What are the rules for demolishing and rebuilding property in France?

Matthew Cameron, partner with Ashtons Legal, answers a reader query

Hiring an expert architect before beginning property demolition is recommended

Reader Question: I am considering buying a French property which I would demolish to build a new home on the site. What are the rules for this?

France has well-established procedures that apply when you are looking to carry out development work on a property.

Less known is the fact that permission is also required to demolish a building.

There is, of course, logic in this.

Part of the rationale of the planning process is to have an up-to-date directory of properties in each region, so it is important to authorise the destruction of one, just as it is the construction.

Planning authorities also want to control building location, type and density in a region to take into account many local influences.

Land is generally split into different zones for planning purposes.

Where it is designated agricultural or non-constructible, it follows that new building projects will probably be hard to justify, if not impossible.
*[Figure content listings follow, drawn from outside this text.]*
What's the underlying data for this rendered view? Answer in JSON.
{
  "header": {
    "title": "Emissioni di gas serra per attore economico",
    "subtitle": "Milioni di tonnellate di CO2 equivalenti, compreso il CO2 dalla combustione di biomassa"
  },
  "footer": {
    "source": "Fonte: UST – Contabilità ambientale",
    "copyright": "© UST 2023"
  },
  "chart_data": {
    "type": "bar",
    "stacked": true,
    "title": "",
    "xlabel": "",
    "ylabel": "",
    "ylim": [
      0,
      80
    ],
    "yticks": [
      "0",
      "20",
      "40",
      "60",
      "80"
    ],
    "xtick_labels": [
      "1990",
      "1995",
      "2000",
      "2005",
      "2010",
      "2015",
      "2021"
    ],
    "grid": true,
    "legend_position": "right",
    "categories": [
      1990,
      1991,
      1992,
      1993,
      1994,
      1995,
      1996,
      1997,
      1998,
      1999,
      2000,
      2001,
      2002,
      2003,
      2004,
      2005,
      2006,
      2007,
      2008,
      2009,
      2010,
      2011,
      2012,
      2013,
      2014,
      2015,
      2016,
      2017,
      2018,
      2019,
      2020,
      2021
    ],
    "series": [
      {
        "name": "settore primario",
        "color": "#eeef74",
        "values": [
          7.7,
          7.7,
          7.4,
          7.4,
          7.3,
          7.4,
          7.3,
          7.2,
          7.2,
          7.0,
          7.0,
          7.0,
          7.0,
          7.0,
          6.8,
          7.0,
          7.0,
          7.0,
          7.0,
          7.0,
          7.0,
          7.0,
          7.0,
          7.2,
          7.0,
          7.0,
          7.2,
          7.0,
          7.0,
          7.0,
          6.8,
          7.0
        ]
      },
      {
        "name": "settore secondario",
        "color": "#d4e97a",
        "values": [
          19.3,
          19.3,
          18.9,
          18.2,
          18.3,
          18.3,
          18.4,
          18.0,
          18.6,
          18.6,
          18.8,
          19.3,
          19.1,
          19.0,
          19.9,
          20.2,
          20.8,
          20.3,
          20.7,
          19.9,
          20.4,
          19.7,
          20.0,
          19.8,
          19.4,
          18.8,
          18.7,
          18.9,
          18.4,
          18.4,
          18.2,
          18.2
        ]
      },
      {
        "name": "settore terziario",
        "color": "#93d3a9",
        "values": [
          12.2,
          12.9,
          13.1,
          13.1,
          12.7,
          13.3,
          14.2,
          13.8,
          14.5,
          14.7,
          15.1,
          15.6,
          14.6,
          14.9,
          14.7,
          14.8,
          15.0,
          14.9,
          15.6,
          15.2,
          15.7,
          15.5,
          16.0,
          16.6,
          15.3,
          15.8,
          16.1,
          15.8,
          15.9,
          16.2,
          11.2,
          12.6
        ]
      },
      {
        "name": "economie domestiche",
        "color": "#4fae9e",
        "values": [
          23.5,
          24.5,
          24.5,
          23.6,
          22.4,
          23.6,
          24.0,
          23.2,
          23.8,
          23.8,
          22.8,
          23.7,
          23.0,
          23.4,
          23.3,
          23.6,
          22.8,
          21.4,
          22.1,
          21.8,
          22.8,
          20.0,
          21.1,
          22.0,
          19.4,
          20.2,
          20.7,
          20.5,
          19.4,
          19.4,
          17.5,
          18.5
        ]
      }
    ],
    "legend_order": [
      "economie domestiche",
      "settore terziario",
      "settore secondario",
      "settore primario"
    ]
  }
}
Provided, however, that a building conforms to pre-existing planning regulations, it is usually permissible to replace it ‘like for like’.

Famous example used as cautionary tale

This is all-important when it comes to considering not just construction applications, but also demolition.

There is a much-discussed case in which a property owner wanted to demolish and then rebuild.

They duly submitted an application to knock down the existing building, which was granted.

Yet their subsequent request to construct a new house was refused, as the property was situated in a non-constructible zone.

Once they had demolished the existing building, there was no ‘footprint’ left, so no option to replace it.

This is a rather extreme and rare example.

It does, however, highlight the importance of detailed preparation when looking to develop land.

Planning rules are complex and vary between areas. The extra expense of commissioning the expertise of a planning consultant or architect will be worthwhile.